O’Brien stood, squinting in the morning sun rising over the Atlantic Ocean. He looked at his watch. 7:39 A.M.
A little more than seventy hours remaining.
“Hey, Sean,” came the Greek accent. “Got plenty of grouper and snapper.”
O’Brien waved toward Nick Cronus who eased his 48-foot fishing boat, St. Michael, into the marina with the skill of an Argonaut. Cronus stood in the wheelhouse of the St. Michael, a boat built from a saltwater pedigree going back two thousand years. He wore dark sunglasses, his skin the color of creosote, a mop of curly black hair styled
by the wind, bushy black mustache, and forearms like sides of ham. A life at sea, pulling nets, anchor ropes, diving for sponges and riding out storms had sculpted a man of steel. And at age forty-three, Nick Cronus showed no signs of slowing down. He worked hard. Played harder. He smiled with his eyes. O’Brien had once saved Nick’s life, a debt Nick said he would honor forever.
O’Brien lifted Max under his arm and carried her down the steps to the cockpit. He headed toward Nick’s slip, which was on the opposite side of Dave Collin’s boat.
Nick backed the St. Michael into the slip
as easy as a New York cab driver can parallel park. He cut the diesels and brought twenty tons of boat to a gentle stop.
O’Brien helped tie the boat to a second piling. Max scampered up and down the dock, her eyes darting with excitement, the tip of her small tongue showing as she panted in the morning humidity.

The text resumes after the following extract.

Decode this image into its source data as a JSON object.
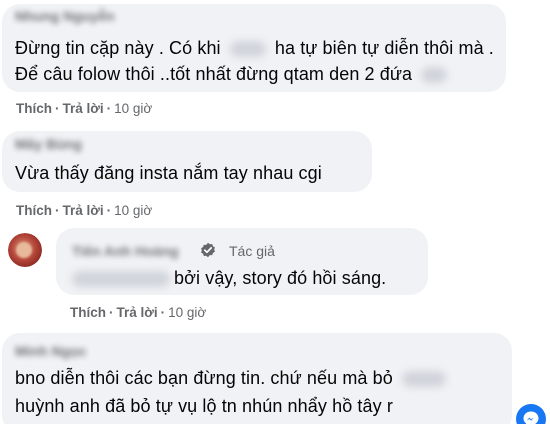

Nick pushed his sunglasses up on the top of his head. “Sean, you look like hell.”
“And good morning to you, too.”
“Somebody roll you? Take your money or what, man?”

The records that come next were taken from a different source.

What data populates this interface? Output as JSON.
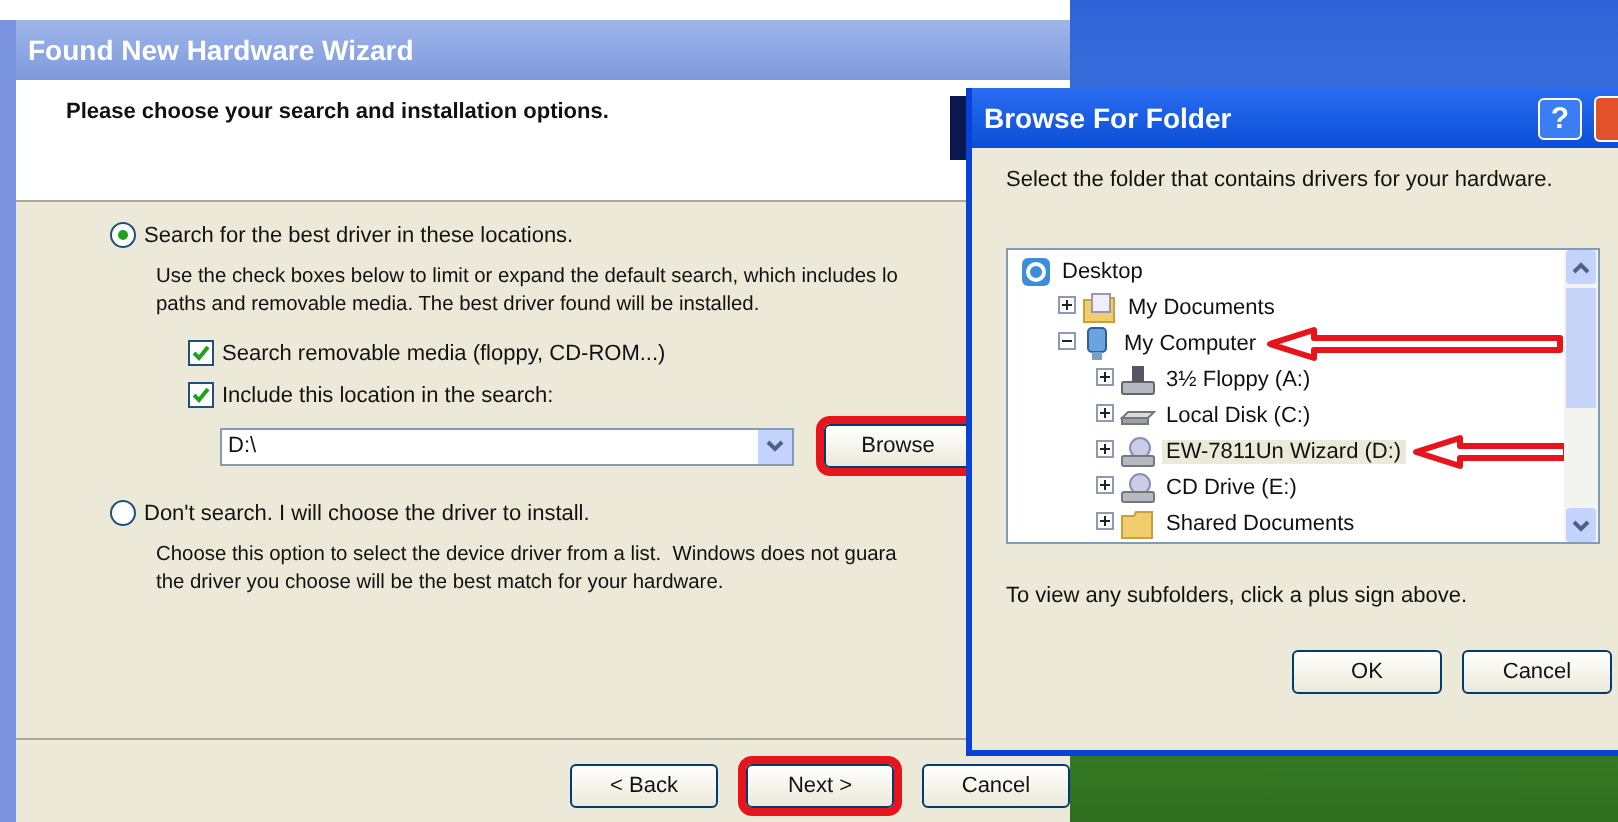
{
  "wizard": {
    "title": "Found New Hardware Wizard",
    "heading": "Please choose your search and installation options.",
    "options": [
      {
        "label": "Search for the best driver in these locations.",
        "selected": true,
        "description": "Use the check boxes below to limit or expand the default search, which includes lo\npaths and removable media. The best driver found will be installed.",
        "checkboxes": [
          {
            "label": "Search removable media (floppy, CD-ROM...)",
            "checked": true
          },
          {
            "label": "Include this location in the search:",
            "checked": true
          }
        ],
        "location": {
          "value": "D:\\",
          "browse": {
            "label": "Browse",
            "highlighted": true
          }
        }
      },
      {
        "label": "Don't search. I will choose the driver to install.",
        "selected": false,
        "description": "Choose this option to select the device driver from a list.  Windows does not guara\nthe driver you choose will be the best match for your hardware."
      }
    ],
    "buttons": [
      {
        "label": "< Back",
        "highlighted": false
      },
      {
        "label": "Next >",
        "highlighted": true
      },
      {
        "label": "Cancel",
        "highlighted": false
      }
    ]
  },
  "dialog": {
    "title": "Browse For Folder",
    "help": "?",
    "prompt": "Select the folder that contains drivers for your hardware.",
    "tree": [
      {
        "label": "Desktop",
        "kind": "desktop",
        "selected": false,
        "marked": false,
        "children": [
          {
            "label": "My Documents",
            "kind": "documents",
            "expanded": false,
            "selected": false,
            "marked": false
          },
          {
            "label": "My Computer",
            "kind": "computer",
            "expanded": true,
            "selected": false,
            "marked": true,
            "children": [
              {
                "label": "3½ Floppy (A:)",
                "kind": "floppy",
                "expanded": false,
                "selected": false,
                "marked": false
              },
              {
                "label": "Local Disk (C:)",
                "kind": "disk",
                "expanded": false,
                "selected": false,
                "marked": false
              },
              {
                "label": "EW-7811Un Wizard (D:)",
                "kind": "cd",
                "expanded": false,
                "selected": true,
                "marked": true
              },
              {
                "label": "CD Drive (E:)",
                "kind": "cd",
                "expanded": false,
                "selected": false,
                "marked": false
              },
              {
                "label": "Shared Documents",
                "kind": "folder",
                "expanded": false,
                "selected": false,
                "marked": false
              }
            ]
          }
        ]
      }
    ],
    "hint": "To view any subfolders, click a plus sign above.",
    "buttons": [
      {
        "label": "OK"
      },
      {
        "label": "Cancel"
      }
    ]
  }
}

“No, Nick. Nothing like that.”
“You tie one on without ol’ Nicky to join you, huh?” Nick looked at O’Brien, eyes playful, eyebrows arched and a toothpick in one corner of his mouth. He knelt down to pick up Max. “Hot dog, I miss you when I go to sea almost as much as I miss the ladies on two legs. And even when I’m here, I don’t see you enough. Tell your papa, Sean, to bring you to the docks more, yeeaah.”
Max wagged her tail and licked Nick’s salt and pepper stubble. “I pick you up now ‘cause I know you won’t pee on me. Sean, remember that time I held hot dog up
over my head? We were on your boat, I did a Greek dance with her and she peed all the way down my arm.”
“And if you don’t want a repeat, don’t pick her up. She hasn’t hit the grass yet.”
Nick laughed. “She made me jump in the bay. I didn’t know what’s cleaner—the marina or little Max’s pee pee.” He sat Max back on the dock. “Let’s eat. You couldn’t have no breakfast lookin’ the way you do.”